14C-Asparagine uptake experiment
Asparagine uptake experiments were carried out as described elsewhere with minor modifications [46]. Briefly, bacteria were grown in Middlebrook 7H9 containing 0.05% Tween 80 and asparagine (5 mM) at 37°C. Bacteria were harvested by centrifugation when an OD600∼0.5 was reached. Bacterial pellets were washed twice in uptake buffer [50 mM Tris-HCl pH 6.9, 15 mM KCl, 10 mM (NH4)2SO4, 0.05% Tween 80] and resuspended in the same buffer. Radiolabeled 14C-asparagine (PerkinElmer) and non-labeled asparagine (Sigma) were mixed (3∶1) and added to 5 mL of cell suspensions to obtain a final concentration of 20 µM asparagine. The mixtures were incubated at 37°C and 250 µL of samples were removed at the indicated time points. Bacteria were collected on a 0.45 µm Spin-X centrifuge tube filter (Costar) by mixing with an equal volume of 10% paraformaldehyde (Polyscience, Inc) containing 0.1 M LiCl (Sigma). Filters radioactivity was determined in a liquid scintillation counter (Packard). The uptake rate was expressed in desintegration per minute (DPM) per total protein concentration (14C-Asn (DPM). µg protein-1).
Ammonium and pH measurement
Bacteria were grown in supplemented 7H9 with 0.05% Tween-80 until OD600∼1. 10 mL of cultures were removed and washed twice with DPBS and used for inoculation of 200 mL Sauton's modified medium containing 0.05% Tween-80, 0.5 g/L KH2PO4, 0.5 g/L MgSO4, 2 g/L citric acid, 10 g/L glycerol and 5 mM asparagine prepared in tap water and buffered to pH 5.5 with NaOH before autoclaving. Bacteria were incubated at 37°C and, at indicated time points, 1 mL of culture was removed and centrifuged at 1,300 rpm for 2 min to collect supernatants. To determine ammonium concentration, supernatants were diluted 4-fold in DPBS and 50 µL of diluted samples were mixed in a 96 plate with 50 µL of Nessler's reagent (Fluka) and incubated for 20 min at room temperature. 100 µL of NaOH were then added to stop the reaction prior to measurement of OD520 using a µQuant apparatus (BIO-TEK instruments, Inc). pH was measured directly in 1 mL of culture supernatant using a pH-meter.

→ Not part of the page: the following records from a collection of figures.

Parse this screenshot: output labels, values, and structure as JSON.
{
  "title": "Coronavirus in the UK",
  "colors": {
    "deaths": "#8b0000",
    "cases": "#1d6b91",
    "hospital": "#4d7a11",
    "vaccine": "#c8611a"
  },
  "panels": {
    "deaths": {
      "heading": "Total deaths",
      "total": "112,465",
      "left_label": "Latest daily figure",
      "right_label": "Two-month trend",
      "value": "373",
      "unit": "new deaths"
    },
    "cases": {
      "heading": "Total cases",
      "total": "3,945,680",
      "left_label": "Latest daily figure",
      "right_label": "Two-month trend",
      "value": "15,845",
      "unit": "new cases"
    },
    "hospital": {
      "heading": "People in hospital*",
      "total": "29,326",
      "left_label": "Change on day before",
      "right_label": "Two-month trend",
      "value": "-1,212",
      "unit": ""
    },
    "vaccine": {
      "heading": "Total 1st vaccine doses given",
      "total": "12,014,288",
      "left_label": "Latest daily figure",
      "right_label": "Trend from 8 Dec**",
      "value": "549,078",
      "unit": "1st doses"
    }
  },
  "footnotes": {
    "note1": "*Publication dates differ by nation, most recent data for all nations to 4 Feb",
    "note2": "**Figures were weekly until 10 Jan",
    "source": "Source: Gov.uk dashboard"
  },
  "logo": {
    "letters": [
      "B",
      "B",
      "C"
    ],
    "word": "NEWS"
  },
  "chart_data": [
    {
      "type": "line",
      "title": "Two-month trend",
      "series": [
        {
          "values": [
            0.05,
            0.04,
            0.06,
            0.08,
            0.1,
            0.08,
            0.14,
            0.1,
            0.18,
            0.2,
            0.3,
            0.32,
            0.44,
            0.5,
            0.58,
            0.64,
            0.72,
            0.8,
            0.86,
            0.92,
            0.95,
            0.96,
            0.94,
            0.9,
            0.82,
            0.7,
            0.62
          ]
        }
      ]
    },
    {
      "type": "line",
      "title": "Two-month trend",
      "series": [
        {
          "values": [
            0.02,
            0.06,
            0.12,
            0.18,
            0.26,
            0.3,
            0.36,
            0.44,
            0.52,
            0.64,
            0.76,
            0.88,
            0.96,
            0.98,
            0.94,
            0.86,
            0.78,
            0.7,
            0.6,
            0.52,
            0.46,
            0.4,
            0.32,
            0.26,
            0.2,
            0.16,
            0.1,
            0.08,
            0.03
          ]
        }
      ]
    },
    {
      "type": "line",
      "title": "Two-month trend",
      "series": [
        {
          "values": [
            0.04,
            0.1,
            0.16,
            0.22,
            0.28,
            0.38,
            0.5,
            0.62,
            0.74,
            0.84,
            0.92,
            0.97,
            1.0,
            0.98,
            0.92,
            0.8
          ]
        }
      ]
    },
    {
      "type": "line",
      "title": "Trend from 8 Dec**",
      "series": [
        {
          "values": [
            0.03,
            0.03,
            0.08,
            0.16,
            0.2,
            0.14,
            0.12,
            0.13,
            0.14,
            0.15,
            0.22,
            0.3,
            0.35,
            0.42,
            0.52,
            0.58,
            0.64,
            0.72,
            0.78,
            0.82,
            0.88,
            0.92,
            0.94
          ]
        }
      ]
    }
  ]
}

Expression, purification and measure of enzymatic activity of recombinant HIS6-tagged AnsA
The ansA gene was cloned into a pVV16 vector allowing the constitutive expression of C-terminus HIS6-tagged fusion proteins under the control of a GroEL2 promoter and carrying kanamycin and hygromycin resistance cassettes. The pVV16 ansA-his6 vector was electroporated into the non-pathogenic fast-grower Mycobacterium smegmatis mc2155 strain and clones containing pVV16 ansA-his6 were selected on solid medium containing kanamycin and hygromycin.

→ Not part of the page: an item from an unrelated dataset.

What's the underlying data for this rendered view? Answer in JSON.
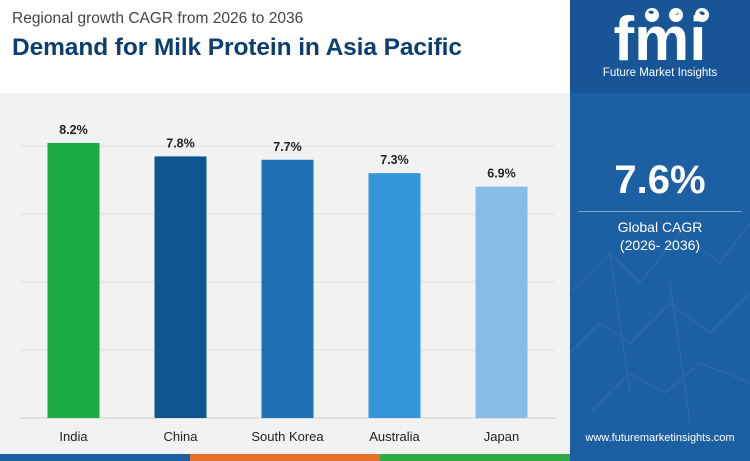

At OD600∼1,5, 15 mL of cultures were centrifuged and washed with DPBS and bacteria were resuspended in 1 mL of lysis buffer containing 50 mM NaH2PO4 pH 8.0, 300 mM NaCl and 10 mM imidazole and broken with glass beads (0.1–0.25 mm) for 10 min at 30 m/s using a Bead Beater apparatus (Retscher, BioBrock scientific). AnsA-HIS6 protein was purified from 600 µL of lysates using the Ni-NTA Spin kit (QIAGEN) and eluted in an elution buffer containing 50 mM NaH2PO4, 300 mM NaCl and 400 mM imidazole at pH 8. AnsA-HIS6 purified fraction was quantified using the Bradford method.
For enzymatic tests, we used the L-Asparagine/L-Glutamine/Ammonia Assay Kit (Megazyme) following manufacturer's recommendations and using asparagine or glutamine (final concentration 0.6 mM) as substrates. The buffer used in this assay contains glutamate dehydrogenase, NADPH and 2-oxoglutarate, so that enzymatic activities were measured by following the disappearance of NADPH along time as an indirect indication of asparagine deamination at 340 nm using a SAFAS Monaco mc2 spectrophotometer and the SAFAS SP 2000 software.

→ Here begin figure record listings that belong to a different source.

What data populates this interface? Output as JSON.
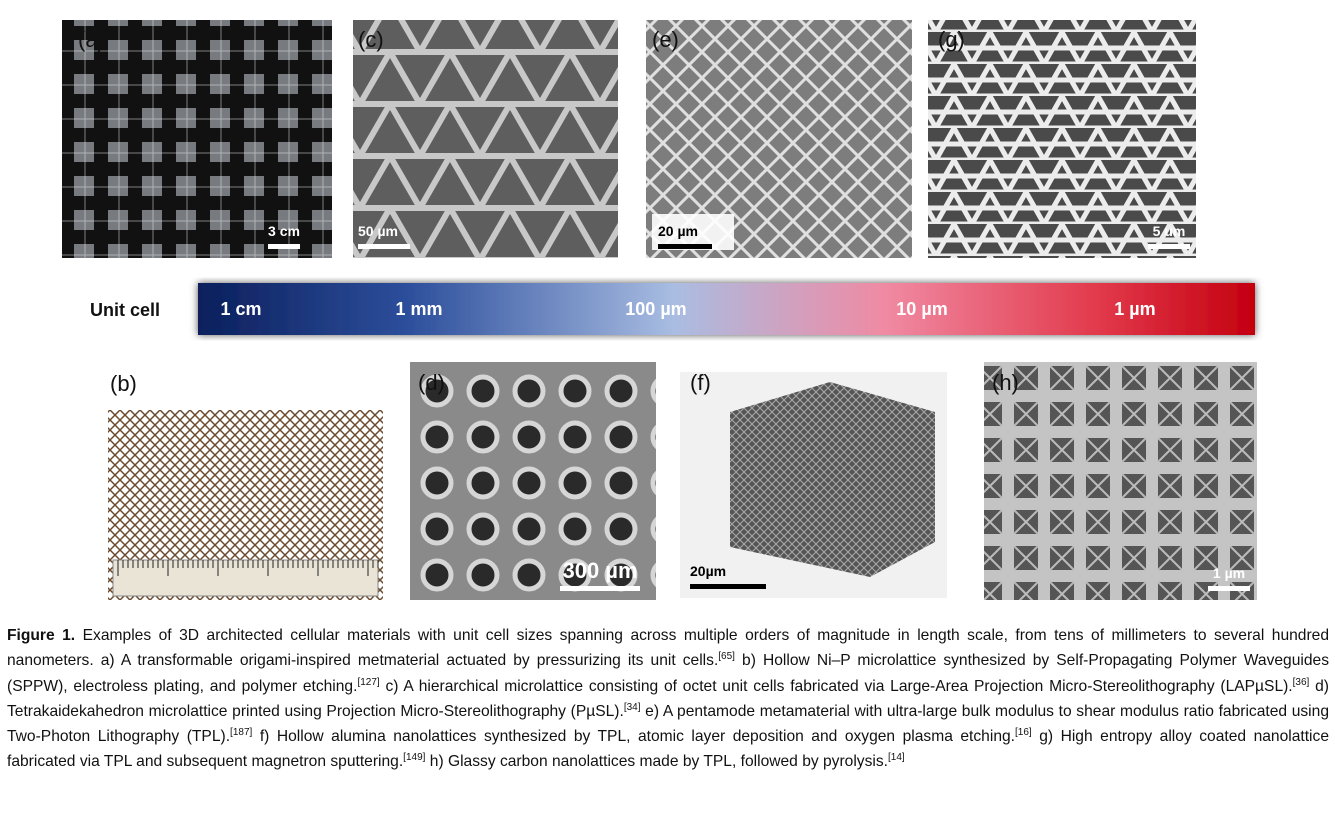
{
  "panels": [
    {
      "label": "(a)",
      "scale_bar": "3 cm"
    },
    {
      "label": "(c)",
      "scale_bar": "50 µm"
    },
    {
      "label": "(e)",
      "scale_bar": "20 µm"
    },
    {
      "label": "(g)",
      "scale_bar": "5 um"
    },
    {
      "label": "(b)"
    },
    {
      "label": "(d)",
      "scale_bar": "300 µm"
    },
    {
      "label": "(f)",
      "scale_bar": "20µm"
    },
    {
      "label": "(h)",
      "scale_bar": "1 µm"
    }
  ],
  "unit_cell": {
    "label": "Unit cell",
    "ticks": [
      "1 cm",
      "1 mm",
      "100 µm",
      "10 µm",
      "1 µm"
    ]
  },
  "caption": {
    "lead": "Figure 1.",
    "segments": [
      {
        "text": "Examples of 3D architected cellular materials with unit cell sizes spanning across multiple orders of magnitude in length scale, from tens of millimeters to several hundred nanometers. a) A transformable origami-inspired metmaterial actuated by pressurizing its unit cells.",
        "ref": "[65]"
      },
      {
        "text": "b) Hollow Ni–P microlattice synthesized by Self-Propagating Polymer Waveguides (SPPW), electroless plating, and polymer etching.",
        "ref": "[127]"
      },
      {
        "text": "c) A hierarchical microlattice consisting of octet unit cells fabricated via Large-Area Projection Micro-Stereolithography (LAPµSL).",
        "ref": "[36]"
      },
      {
        "text": "d) Tetrakaidekahedron microlattice printed using Projection Micro-Stereolithography (PµSL).",
        "ref": "[34]"
      },
      {
        "text": "e) A pentamode metamaterial with ultra-large bulk modulus to shear modulus ratio fabricated using Two-Photon Lithography (TPL).",
        "ref": "[187]"
      },
      {
        "text": "f) Hollow alumina nanolattices synthesized by TPL, atomic layer deposition and oxygen plasma etching.",
        "ref": "[16]"
      },
      {
        "text": "g) High entropy alloy coated nanolattice fabricated via TPL and subsequent magnetron sputtering.",
        "ref": "[149]"
      },
      {
        "text": "h) Glassy carbon nanolattices made by TPL, followed by pyrolysis.",
        "ref": "[14]"
      }
    ]
  }
}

Preparation of culture filtrates and total lysates from M. tuberculosis strains and immunoblotting
The procedures were as previously described [62]. Immunoblot analyses were carried out with mouse monoclonal antibodies raised against EsxA (Hyb76-08, Antibodyshop, BioPorto Diagnostics) or SodA (NR-13810, clone CS-18, produced in vitro, received from BEI resources N°SOE76725), or with a rabbit polyclonal antibody against the HIS6 tag (eBioscience). As control, culture supernatants were also analyzed by Western blot for the presence of GroEL2 (anti-GroEL2 monoclonal antibody, Colorado State University, NIH, NIAID contract N°AI75320).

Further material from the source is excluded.